I frequenti disturbi delle società umane aumentano la capacità delle popolazioni di resistere e riprendersi dalle successive recessioni, una Natura la carta indica. Lo studio, che analizza 30.000 anni di storia umana, ha implicazioni per la futura crescita e resilienza della popolazione e per le iniziative contemporanee di costruzione della resilienza.
La resilienza, la capacità di resistere e riprendersi dopo le crisi, è fondamentale per il benessere e la continua esistenza di tutte le società umane. Gran parte della ricerca si è concentrata sulla resilienza nel presente, ma i fattori che sono alla base della resilienza a lungo termine sono stati studiati meno bene.

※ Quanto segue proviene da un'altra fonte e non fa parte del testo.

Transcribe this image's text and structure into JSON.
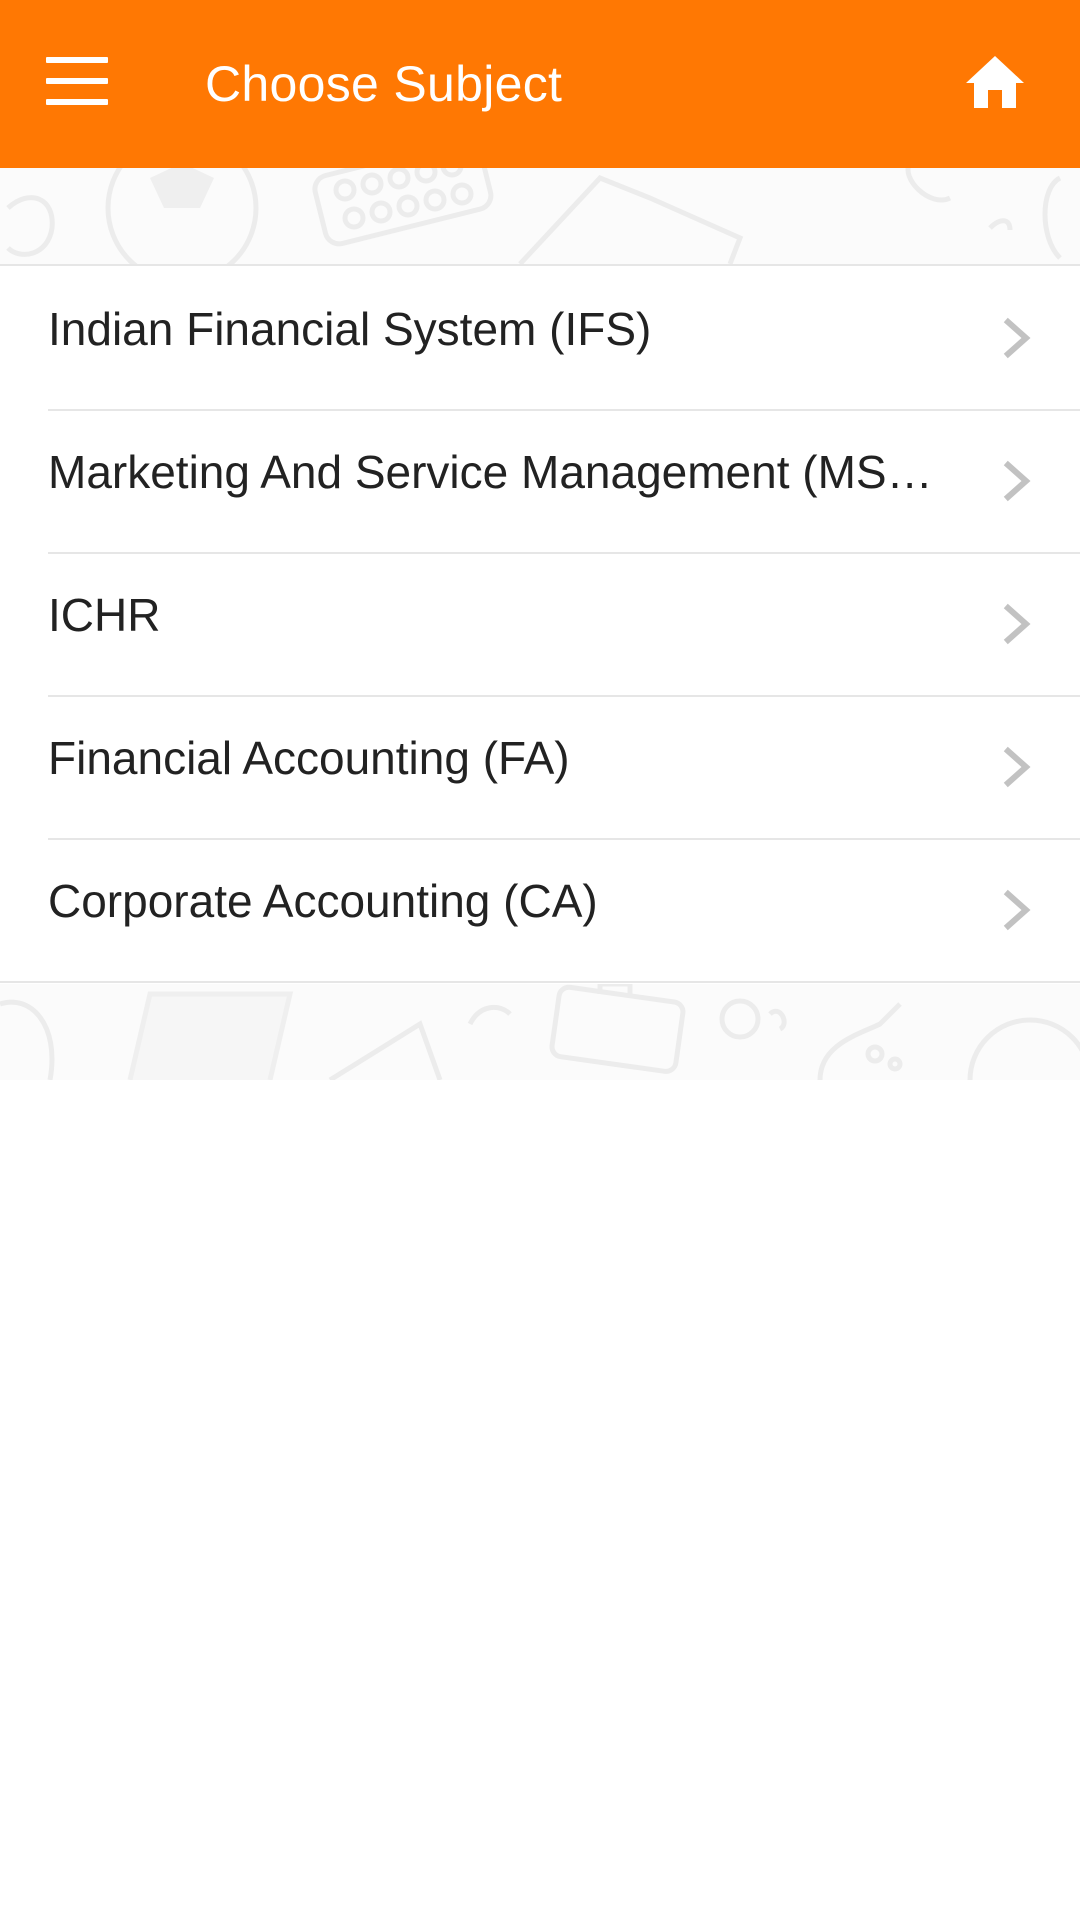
{
  "header": {
    "title": "Choose Subject",
    "menu_icon": "hamburger-menu-icon",
    "home_icon": "home-icon",
    "background_color": "#ff7803",
    "text_color": "#ffffff"
  },
  "subjects": [
    {
      "label": "Indian Financial System (IFS)",
      "icon": "chevron-right-icon"
    },
    {
      "label": "Marketing And Service Management (MS…",
      "icon": "chevron-right-icon"
    },
    {
      "label": "ICHR",
      "icon": "chevron-right-icon"
    },
    {
      "label": "Financial Accounting (FA)",
      "icon": "chevron-right-icon"
    },
    {
      "label": "Corporate Accounting (CA)",
      "icon": "chevron-right-icon"
    }
  ],
  "colors": {
    "accent": "#ff7803",
    "divider": "#e6e6e6",
    "chevron": "#c2c2c2",
    "text": "#222222"
  }
}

Per affrontare questo squilibrio, Philip Riris e colleghi hanno quantificato i modelli di resistenza della popolazione preistorica ai disturbi ambientali o culturali. La loro meta-analisi copre un periodo di 30.000 anni e ricava dati da 16 località in tutto il mondo.
Scoprono che la frequenza delle recessioni aumenta la capacità delle popolazioni di resistere e riprendersi dalle perturbazioni. L'effetto è fortemente modulato dai modelli di utilizzo del territorio:le società agricole e di pastorizia sono più vulnerabili alle crisi di riduzione della popolazione, ma sono anche complessivamente più resilienti.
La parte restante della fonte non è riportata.